Minha desgraça foi autonomear-me poeta.
Poderia ser um carpinteiro, pescador,
jogador de pôquer.

Nunca poeta.

A moeda que ganho dos versos que escrevo
é puída na circunferência,
é falsa.

Talvez noutro mundo
quando passar debaixo
do arco da tolice humana

fiquem do lado de fora
minha carcaça e minha pele.

Possa, enfim, conhecer a verdade
sobre essa loucura que me atormenta.

E é um tormento disfarçado
cuja arrogância tem um rosto manso
de pombo com dor de cabeça e borboleta menstruada.

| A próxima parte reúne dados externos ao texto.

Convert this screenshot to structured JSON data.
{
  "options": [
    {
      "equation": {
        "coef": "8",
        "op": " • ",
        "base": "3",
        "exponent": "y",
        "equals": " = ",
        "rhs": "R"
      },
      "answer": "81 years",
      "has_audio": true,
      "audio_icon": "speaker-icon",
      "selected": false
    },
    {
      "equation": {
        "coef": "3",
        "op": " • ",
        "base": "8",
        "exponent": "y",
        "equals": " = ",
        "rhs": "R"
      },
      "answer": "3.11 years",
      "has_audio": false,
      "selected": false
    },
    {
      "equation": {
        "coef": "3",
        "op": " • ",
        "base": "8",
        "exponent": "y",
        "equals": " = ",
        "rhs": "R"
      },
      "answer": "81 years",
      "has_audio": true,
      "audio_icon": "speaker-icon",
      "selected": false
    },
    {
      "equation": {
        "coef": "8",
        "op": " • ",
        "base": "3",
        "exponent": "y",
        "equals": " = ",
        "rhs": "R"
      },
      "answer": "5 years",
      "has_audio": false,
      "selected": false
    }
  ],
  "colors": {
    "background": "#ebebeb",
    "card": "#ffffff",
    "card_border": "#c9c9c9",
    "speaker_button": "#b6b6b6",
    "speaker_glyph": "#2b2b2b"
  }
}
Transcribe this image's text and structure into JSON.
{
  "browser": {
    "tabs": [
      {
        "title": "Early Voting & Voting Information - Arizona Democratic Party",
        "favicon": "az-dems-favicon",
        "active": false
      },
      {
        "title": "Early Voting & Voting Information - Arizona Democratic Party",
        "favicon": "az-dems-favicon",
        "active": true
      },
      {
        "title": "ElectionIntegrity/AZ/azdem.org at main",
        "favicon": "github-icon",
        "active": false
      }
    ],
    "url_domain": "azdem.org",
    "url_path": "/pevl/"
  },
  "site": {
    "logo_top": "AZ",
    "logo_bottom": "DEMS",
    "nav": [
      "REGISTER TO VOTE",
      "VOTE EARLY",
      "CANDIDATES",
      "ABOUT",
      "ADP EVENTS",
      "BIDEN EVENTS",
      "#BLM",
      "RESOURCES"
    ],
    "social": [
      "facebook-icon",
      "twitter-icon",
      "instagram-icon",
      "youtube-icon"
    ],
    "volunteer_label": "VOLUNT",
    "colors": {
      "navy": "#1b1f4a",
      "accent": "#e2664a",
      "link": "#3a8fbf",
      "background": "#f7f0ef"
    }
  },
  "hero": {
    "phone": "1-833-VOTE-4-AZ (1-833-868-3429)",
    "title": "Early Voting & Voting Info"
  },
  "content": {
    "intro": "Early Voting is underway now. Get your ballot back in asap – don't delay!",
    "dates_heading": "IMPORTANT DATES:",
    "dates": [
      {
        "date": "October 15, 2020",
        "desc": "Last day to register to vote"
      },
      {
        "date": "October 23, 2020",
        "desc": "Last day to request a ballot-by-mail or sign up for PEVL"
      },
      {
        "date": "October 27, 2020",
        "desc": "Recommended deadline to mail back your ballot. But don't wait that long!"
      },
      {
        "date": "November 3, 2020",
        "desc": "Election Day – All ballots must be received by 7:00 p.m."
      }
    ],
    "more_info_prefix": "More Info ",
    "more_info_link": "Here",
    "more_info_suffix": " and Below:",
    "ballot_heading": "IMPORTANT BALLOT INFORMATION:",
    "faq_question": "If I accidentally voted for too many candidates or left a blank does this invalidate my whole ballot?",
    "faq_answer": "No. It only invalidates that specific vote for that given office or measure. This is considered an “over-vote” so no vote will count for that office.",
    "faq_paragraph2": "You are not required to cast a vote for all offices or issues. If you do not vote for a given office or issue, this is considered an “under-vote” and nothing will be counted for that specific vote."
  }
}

quarta-feira, 19 de dezembro de 2012

ode à tristeza

Posso ter sido um canalha,
mas não fui um pateta.

Ninguém antes nem agora
comprou-me a alma
tampouco vendeu
a própria.

Não quero por um minuto
a alma de fulano ou beltrano.

A tristeza que me acompanha
é decente e não perde
uma oportunidade

para me esclarecer
que a pele das minhas mãos
é uma pele rugosa e escamosa

por que foram meus os rios e as terras
em que cavei meu buraco e nadei até o fundo.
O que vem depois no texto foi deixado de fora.